Old Fashioned Function Keys

Your Function Keys Are Cooler Than You Think
by someone who used to press F1 by mistake

Ever notice the F keys on your keyboard? F1 through F12. Sitting at the top like unused shelf space. If you’re at a computer now, take a glance. I used to think they did nothing, or at least nothing for me. Maybe experts used them. Experts who know what BIOS and DOS are.  But for me, just little space fillers with no purpose. I frequently pressed F1 by accident rather than escape. A help window would pop up, wasting half a second of my life until I closed it.
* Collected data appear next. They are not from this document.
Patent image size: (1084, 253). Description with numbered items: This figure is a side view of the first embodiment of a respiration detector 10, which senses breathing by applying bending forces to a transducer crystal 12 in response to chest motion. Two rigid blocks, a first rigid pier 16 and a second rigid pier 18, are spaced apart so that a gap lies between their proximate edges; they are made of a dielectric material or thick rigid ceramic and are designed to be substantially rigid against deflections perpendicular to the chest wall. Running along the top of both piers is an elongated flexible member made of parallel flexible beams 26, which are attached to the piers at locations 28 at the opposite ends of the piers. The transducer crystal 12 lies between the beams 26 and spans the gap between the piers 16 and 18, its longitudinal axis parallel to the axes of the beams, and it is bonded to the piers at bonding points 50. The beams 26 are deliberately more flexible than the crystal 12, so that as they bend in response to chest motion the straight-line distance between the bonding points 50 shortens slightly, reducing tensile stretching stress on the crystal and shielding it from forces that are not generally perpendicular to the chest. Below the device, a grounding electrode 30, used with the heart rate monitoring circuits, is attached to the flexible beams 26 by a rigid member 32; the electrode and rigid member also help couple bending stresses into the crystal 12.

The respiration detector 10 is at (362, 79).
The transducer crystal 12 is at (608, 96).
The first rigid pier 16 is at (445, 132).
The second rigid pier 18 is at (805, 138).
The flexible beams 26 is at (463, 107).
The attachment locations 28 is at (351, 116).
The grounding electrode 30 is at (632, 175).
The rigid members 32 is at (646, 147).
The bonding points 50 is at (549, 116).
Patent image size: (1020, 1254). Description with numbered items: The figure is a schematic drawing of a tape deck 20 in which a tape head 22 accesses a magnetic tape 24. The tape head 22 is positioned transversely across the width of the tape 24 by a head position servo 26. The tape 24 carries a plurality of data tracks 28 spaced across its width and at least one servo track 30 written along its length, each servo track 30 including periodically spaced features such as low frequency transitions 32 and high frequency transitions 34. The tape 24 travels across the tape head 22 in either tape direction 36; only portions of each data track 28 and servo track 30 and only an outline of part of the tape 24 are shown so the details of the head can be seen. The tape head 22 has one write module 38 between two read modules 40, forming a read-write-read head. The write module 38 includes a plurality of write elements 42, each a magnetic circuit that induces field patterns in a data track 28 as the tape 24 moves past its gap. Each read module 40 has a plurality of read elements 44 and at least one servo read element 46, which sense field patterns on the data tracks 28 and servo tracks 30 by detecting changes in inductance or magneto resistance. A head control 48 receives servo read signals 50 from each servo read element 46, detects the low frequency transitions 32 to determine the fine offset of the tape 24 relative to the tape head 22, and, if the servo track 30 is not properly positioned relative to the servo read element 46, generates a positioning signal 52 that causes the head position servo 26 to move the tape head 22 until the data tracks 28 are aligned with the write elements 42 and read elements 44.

But the Fn keys (function keys) are sneaky useful. They can save you serious time. No clicking. No dragging. No fumbling with touchpad mis-clicks.

When using a web browser, F5 refreshes the web page. Windows has added the same functionality for folders too, updating recently edited files. Fast and easy. F11 changes your web browser view to full screen. Great for long reads or historical documents. F12 shows the guts of a webpage. That’s perfect if you web scrape or need to know what things are called behind the scenes. Ctrl + F4 closes a tab. Alt + F4 shuts the whole application instance down. That last one works for almost all applications.

Excel? F4 saves so much of your life. It toggles absolute cell, row, and column references. Have you ever watched someone try to click on the right spot with their touchpad and manually press the ‘$’ sign… twice? I can feel myself slowly creeping toward death as my life wastes away. Whereas pressing F4 lets you get on with your life. F12 in most Microsoft applications is ‘Save As’. No need to find the floppy disk image on that small laptop screen. PowerPoint has its own tricks—F5 begins the presentation. Shift + F5 starts it from the current slide. Not bad. And don’t forget F7! That’s the spellcheck hotkey. But now it’s been expanded to include grammar, clarity, concision, and inclusivity.

Desktop computers display the entire menu of Fn keys as if to invite you to ask ChatGPT about them. Laptops, however, make us just a tiny bit stupider by default. The function keys share space with screen brightness, volume, and Wi-Fi toggles and most laptops default to these hardware toggles rather than the Fn keys. Such controls make sense given that your environment changing is a primary advantage of laptops. You’ll probably want to change the brightness depending on where you are or what you battery life is.

The factory default settings require you to hold the newer ‘Fn’ key located in the lower left corner of your keyboard. That means that you need two hands to press F5, or that you need to awkwardly stretch your hands across the keyboard. Many users less frequently use the Fn keys, so they don’t even know that there is a problem or that their life could be brighter and faster.

Here’s the trick. Your system has settings that can flip the toggle default (or even an ‘Fn Lock’ key). The settings on my computer, for example, allow me to simply press F5 without manual acrobatics.  I use two hands if I want to make my screen dimmer (that key is shared with F5). I still have both options. But now I can easily use the one that helps me do my work rather than the one that helps me get situated at a desk. You can still change the volume by holding the ‘Fn’ key first. But your F1-F12 keys go back to doing what they were made to do.

If you work with two hands and learn the layout, then your efficiency jumps. Fast saves. Clean exits. Smarter scraping. So, flip your toggle. Make function keys the default. Use them like you mean it.

Do you know of other efficient Fn key uses? Comment below and may your externalities increase total factor productivity.

One thought on “Old Fashioned Function Keys

  1. Scott Buchanan's avatar Scott Buchanan April 15, 2025 / 8:24 am

    Great tips, thanks. FWIW, here is a keyboard shortcut I find useful, though it does not involve function keys:

    Simultaneously press Shift, the Windows key (typically situated between the fn and alt keys) and letter “S” key (yes, three keys at once, not hard to do) — that brings up Snipping tool, so I can select whatever on the screen I want to snip (copy image of).